What if the BoJ just wrote the debt off? Why not – the cash is already in circulation and has created zero inflation. Yen is still going to be seen as a safe haven? Why not do the same in Europe, the US and UK? I’ve had the chat with senior UK civil servants and while we acknowledge to even think it must be “very naughty indeed”, we really can’t see why not?
Perhaps a round of write-off-and-forget would be cathartic and a good thing to reset global money and the global economy? Reset government debt, start spending money to improve societies in services, care and infrastructure, and see where it goes.
What could possibly go wrong?
We would remain exactly where we are in terms of overinflated financial assets, but undervalued real assets. These would need to correct to the real level of hidden inflation in the global economy – its all there in financial assets… so the price of financial assets would need to fall and the price of real assets – real things from a tin of beans to a house to a power station – will have to rise.
Potential Ouch Moment… As real inflation would play catch up, consumers – already suffering low relative incomes due to rising inequality and years of zero real wage growth – would quickly fall behind. Populism and wage demands contribute to slowdown and strife. End result? Social and real Pain. Lots of it. Further fuel to the revolution.
I suspect MMT will prove just another economic experiment with the potential to go badly badly wrong or tumble out of control.

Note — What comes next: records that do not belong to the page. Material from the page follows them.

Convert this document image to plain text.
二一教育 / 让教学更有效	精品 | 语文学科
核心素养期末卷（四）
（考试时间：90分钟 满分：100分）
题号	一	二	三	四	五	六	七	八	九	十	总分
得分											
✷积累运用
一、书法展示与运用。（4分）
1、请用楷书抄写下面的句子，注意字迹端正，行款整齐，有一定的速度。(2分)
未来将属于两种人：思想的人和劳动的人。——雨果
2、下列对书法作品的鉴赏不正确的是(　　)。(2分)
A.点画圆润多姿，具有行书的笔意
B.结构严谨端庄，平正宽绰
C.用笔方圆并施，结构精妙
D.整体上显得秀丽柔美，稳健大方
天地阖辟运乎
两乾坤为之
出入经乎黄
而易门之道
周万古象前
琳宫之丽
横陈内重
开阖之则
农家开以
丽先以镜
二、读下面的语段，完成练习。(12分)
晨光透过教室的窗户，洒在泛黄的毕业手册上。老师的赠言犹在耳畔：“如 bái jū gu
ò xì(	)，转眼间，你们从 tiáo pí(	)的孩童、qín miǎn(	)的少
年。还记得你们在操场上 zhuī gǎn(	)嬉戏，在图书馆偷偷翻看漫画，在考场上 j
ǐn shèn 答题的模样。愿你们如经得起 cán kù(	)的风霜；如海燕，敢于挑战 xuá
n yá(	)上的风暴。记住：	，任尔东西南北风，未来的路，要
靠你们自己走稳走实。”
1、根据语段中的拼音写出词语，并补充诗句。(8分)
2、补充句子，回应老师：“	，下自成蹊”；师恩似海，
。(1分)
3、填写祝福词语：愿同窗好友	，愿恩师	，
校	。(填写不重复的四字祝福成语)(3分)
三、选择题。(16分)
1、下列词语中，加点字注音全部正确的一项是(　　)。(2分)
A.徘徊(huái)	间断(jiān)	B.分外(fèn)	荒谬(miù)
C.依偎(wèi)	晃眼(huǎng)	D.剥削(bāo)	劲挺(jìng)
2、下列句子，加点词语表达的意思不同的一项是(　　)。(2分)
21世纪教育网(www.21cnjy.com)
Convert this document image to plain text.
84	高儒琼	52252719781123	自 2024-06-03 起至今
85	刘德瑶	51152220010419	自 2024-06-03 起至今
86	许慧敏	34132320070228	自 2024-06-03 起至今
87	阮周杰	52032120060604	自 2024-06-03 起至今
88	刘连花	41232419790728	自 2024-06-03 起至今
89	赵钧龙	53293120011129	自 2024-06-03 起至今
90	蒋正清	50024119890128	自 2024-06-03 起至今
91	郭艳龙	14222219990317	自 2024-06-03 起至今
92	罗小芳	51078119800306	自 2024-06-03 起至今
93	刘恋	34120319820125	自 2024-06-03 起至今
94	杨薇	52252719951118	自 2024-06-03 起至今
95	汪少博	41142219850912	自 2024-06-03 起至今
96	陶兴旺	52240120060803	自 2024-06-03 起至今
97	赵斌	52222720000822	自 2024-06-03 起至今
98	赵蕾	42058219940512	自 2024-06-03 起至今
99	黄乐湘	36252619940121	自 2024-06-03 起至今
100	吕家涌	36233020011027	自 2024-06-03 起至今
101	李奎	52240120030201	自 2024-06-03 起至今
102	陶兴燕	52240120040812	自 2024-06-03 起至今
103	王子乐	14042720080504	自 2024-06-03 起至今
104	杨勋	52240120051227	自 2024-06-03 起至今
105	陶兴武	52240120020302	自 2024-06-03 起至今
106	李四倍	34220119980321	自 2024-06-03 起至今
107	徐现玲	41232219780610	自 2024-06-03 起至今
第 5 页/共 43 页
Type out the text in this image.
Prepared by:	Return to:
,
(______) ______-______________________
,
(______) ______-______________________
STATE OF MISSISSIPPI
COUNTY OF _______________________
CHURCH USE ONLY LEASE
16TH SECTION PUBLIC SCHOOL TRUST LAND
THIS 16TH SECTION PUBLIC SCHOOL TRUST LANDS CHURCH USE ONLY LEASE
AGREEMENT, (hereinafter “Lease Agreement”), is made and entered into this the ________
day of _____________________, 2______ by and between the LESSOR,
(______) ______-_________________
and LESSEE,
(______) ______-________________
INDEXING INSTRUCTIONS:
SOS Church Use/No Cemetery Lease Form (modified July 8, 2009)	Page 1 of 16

But I rather expect it’s inevitably going to happen? Need to do some thinking on how to prep my own person fund for it. Meanwhile, we still need to find a way to rectify the massive price imbalances caused by QE and Monetary experimentation before we open Pandora’s second box – the one marked MMT.
Maybe all this financial and economic dither is why Bitcoin is suddenly on the up… (personally doubt it as its utter bollchocks). If bitcoin is ever the answer, then it’s a bloody stupid question.
Back to the real job – selling carbon sequestration, waste-energy, a We-Work that works and is profitable, and lots of other interesting stuff.